While the Divisional Court’s decision was upheld, Arden LJ opined that the lower court, in arriving at its decision, had focused too narrowly on the source of KPMG’s power and the manner of its appointment, and should have taken a wider view of all of the circumstances concerning the (i) regulatory and (ii) factual context to ascertain the function that KPMG performed and whether it had a sufficient public flavour. In this case, the regulatory context meant that the FSA had deemed a scheme of redress necessary and had secured the commitment of the banks to the scheme. The FSA had also incorporated a mechanism into the process whereby the bank-appointed “skilled person" would report back to the FSA following assessment. The FSA had no intention or requirement to participate in the negotiations. As to the factual context, the scheme was designed for the pursuit of the private rights of unsophisticated investors in financial products and therefore, combined with the Independent Reviewer's role in the regulatory context, did not have sufficient public character and lacked any policy element.

As the Court of Appeal held that KPMG was not amenable to judicial review, the second ground fell away and was only considered briefly.

Comment

This decision will come as welcome news to firms currently or previously appointed as “skilled persons” and potentially also to firms undertaking analogous roles in a regulatory context.

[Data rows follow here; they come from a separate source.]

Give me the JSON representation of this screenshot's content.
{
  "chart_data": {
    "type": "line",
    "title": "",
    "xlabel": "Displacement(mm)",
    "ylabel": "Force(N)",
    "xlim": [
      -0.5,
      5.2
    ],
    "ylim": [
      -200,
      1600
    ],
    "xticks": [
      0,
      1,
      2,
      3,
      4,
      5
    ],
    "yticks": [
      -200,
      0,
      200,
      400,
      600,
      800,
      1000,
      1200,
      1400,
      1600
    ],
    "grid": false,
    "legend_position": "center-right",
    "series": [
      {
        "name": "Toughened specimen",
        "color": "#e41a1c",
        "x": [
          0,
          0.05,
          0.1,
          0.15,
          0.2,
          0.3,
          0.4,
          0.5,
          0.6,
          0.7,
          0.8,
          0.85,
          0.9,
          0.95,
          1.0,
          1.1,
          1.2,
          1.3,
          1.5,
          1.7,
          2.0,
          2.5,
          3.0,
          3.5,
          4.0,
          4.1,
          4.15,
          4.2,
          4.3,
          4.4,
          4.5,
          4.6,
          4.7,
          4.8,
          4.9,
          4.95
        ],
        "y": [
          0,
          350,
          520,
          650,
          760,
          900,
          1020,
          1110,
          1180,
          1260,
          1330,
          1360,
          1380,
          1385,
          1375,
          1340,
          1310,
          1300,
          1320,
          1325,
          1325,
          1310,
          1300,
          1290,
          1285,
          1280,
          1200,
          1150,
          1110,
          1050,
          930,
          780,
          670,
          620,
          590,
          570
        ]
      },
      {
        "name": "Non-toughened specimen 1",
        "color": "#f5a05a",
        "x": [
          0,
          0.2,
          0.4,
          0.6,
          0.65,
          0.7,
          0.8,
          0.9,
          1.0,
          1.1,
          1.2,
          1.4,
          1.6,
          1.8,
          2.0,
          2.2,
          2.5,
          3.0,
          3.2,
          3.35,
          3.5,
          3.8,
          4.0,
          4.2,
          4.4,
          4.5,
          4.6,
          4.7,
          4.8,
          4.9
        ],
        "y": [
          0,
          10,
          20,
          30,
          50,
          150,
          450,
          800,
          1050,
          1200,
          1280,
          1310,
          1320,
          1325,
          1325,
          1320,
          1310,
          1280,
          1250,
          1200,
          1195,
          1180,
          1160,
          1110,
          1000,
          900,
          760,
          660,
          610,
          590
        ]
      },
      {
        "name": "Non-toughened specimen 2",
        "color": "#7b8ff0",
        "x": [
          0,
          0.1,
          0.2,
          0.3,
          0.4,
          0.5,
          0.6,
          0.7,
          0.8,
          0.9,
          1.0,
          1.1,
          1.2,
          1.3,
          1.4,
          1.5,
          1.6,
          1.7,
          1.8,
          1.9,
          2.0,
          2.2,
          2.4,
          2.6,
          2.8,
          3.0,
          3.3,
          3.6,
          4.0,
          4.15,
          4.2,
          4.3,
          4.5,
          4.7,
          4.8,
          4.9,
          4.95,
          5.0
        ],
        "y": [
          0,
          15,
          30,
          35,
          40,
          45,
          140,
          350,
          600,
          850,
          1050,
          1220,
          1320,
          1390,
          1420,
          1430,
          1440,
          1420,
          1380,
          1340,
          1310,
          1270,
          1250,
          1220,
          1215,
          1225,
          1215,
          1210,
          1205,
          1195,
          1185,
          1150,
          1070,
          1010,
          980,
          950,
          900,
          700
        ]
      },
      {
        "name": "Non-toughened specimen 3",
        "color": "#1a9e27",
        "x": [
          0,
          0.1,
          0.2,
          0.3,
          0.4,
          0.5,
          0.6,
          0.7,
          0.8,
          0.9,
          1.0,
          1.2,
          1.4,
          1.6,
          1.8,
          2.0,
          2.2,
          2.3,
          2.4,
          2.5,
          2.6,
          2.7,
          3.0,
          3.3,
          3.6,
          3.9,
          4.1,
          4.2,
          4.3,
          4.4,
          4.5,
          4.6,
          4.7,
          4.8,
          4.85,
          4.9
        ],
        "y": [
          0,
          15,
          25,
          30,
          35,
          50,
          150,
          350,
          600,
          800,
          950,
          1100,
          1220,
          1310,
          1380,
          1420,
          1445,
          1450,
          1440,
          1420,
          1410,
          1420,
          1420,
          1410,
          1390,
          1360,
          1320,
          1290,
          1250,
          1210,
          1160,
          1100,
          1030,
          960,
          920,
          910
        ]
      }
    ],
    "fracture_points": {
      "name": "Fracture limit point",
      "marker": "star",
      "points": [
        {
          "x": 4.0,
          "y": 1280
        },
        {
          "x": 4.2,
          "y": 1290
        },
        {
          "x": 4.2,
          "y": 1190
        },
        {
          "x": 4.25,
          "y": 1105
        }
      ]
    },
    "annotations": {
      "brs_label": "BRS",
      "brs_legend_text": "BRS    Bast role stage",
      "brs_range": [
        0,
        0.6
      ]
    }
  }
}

Although the decision was favourable to KPMG, it is a reminder that (applying Datafin), it is the function performed by a body and not the powers the body holds that is amenable to judicial review. In this case, the function KPMG was performing was held not to be sufficiently public in nature, but it does not preclude KPMG, or similar firms being deemed to be performing a public law function in different circumstances.

This judgment also highlights that judicial review cannot be used as a mechanism to circumvent the expiry of limitation in respect of alternative civil claims. Judicial review is necessarily a remedy of last resort. The fact that Holmcroft had failed to launch a claim in time, even on a precautionary basis, was criticised by the Court.